Tutorial information

Everything Open: https://2026.everythingopen.au
Tutorial overview: https://2026.everythingopen.au/schedule/presentation/6/
Tutorial GitHub repo: https://github.com/Mozilla-Data-Collective/tutorial-whisper-fine-tuning-australian-EO2026

Preprocessing information

This dataset was extracted from Common Voice v24 English by filtering on the accent field, after assessing the Australian-related accents in the dataset.
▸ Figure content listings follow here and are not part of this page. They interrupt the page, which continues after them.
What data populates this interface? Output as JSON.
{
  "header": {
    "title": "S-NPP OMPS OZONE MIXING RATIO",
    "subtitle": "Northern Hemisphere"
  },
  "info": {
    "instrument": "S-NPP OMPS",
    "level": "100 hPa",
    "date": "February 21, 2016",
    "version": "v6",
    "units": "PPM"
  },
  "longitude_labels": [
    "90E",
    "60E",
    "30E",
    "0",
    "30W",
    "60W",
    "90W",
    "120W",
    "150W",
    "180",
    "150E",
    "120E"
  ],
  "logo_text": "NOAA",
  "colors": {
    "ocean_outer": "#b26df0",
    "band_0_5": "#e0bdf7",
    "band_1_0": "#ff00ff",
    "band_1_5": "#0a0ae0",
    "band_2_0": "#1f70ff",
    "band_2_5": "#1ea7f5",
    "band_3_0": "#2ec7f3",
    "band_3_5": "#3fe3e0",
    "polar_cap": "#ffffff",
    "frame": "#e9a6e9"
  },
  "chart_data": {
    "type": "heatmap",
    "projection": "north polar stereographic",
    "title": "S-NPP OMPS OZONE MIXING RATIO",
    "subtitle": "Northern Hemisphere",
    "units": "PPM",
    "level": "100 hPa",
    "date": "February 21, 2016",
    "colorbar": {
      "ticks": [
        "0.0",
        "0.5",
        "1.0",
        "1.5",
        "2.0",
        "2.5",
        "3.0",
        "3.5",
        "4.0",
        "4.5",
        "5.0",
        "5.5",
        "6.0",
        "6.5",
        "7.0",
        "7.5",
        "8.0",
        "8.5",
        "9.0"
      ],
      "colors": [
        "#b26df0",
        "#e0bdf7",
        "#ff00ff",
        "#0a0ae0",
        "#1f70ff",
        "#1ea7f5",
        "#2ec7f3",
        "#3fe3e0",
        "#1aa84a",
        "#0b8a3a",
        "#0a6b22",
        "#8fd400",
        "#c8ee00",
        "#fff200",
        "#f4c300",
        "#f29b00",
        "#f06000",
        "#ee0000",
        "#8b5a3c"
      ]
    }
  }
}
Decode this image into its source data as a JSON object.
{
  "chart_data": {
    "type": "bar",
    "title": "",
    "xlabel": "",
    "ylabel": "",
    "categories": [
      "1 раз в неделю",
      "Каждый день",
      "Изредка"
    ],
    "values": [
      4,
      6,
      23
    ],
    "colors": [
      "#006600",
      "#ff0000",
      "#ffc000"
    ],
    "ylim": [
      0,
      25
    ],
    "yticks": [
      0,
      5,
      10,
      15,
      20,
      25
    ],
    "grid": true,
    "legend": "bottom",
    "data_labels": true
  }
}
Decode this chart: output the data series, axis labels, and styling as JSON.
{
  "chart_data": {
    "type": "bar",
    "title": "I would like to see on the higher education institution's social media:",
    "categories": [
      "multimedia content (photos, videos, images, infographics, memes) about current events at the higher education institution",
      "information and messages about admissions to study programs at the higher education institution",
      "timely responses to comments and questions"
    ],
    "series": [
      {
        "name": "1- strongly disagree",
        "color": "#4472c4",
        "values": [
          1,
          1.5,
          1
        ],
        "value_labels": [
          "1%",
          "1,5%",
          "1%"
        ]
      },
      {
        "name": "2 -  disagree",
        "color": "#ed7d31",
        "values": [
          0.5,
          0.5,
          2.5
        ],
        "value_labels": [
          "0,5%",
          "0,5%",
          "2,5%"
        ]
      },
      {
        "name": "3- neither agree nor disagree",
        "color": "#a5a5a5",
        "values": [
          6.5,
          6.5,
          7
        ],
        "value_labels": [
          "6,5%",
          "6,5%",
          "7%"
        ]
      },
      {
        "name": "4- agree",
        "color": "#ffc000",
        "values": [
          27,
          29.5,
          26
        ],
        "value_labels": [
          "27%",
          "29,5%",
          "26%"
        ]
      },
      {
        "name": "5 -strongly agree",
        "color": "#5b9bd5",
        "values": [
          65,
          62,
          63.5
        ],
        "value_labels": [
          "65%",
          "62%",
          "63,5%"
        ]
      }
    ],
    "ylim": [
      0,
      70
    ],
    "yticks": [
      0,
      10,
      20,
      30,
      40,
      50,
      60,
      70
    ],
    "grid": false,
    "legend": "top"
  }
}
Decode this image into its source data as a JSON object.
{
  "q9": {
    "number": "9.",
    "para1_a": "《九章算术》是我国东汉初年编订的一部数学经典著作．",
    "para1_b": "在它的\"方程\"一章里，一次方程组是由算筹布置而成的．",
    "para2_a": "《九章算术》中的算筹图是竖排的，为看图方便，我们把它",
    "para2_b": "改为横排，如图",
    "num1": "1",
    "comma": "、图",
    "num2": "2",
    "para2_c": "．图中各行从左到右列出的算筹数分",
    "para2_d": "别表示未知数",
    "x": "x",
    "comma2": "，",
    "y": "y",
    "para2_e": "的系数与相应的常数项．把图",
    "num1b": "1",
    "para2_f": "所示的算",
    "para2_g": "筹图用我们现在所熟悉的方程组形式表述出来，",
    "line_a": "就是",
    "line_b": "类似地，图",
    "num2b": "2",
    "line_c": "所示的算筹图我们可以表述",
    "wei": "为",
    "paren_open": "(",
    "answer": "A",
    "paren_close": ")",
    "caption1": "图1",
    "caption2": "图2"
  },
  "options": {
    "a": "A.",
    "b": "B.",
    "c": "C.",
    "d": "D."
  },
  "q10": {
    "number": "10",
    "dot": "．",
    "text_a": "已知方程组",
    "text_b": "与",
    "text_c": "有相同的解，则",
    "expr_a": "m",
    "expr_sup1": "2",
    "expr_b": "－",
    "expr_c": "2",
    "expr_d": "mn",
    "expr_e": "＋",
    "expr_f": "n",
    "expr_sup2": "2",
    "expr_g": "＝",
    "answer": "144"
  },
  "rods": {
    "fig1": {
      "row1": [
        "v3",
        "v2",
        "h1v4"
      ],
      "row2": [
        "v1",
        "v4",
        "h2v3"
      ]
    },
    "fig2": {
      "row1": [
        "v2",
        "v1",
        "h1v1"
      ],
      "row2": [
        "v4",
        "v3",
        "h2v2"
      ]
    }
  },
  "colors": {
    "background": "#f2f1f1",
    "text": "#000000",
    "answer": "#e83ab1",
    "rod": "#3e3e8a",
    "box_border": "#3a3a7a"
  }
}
The duration of each clip was also calculated, to assist in identifying very long or short clips, and this is stored in ms in the field duration_ms.

File structure

audios => contains the audio files in the format id.mp3 where id is the unique identifier of the clip.
commonvoice-v24_en-AU.csv a CSV-formatted file.

The CSV fields are:

original row ID from Common Voice v24 English
client_id: unique identifier for each speaker
path: the filename of the audio file
sentence_id: a unique identifier for each written sentence
sentence_domain: a string description of the topic domain of the sentence (may be null)
up_votes: integer indicating how many up votes this clip has
down_votes: integer indicating how many down votes this clip has, allows for exclusion
age: age range of speaker, if provided (may be null)
gender: gender identify of speaker, if provided (may be null)
accents: accent descriptor
locale: ISO-639 locale (all samples in this dataset are en)
segment: not applicable to this dataset, included to provide interoperability
duration_ms: duration in milliseconds of the audio file, calculated using librosa

Composition

This dataset comprises 55673 rows of Australian-accented elicited (read) English speech.

The total length of time is approximately 4.68 minutes.

Accents represented

Australian English
General Australian
South Australia
Educated Australian Accent
Sydney - middle eastern seaboard Australian
Queenslandish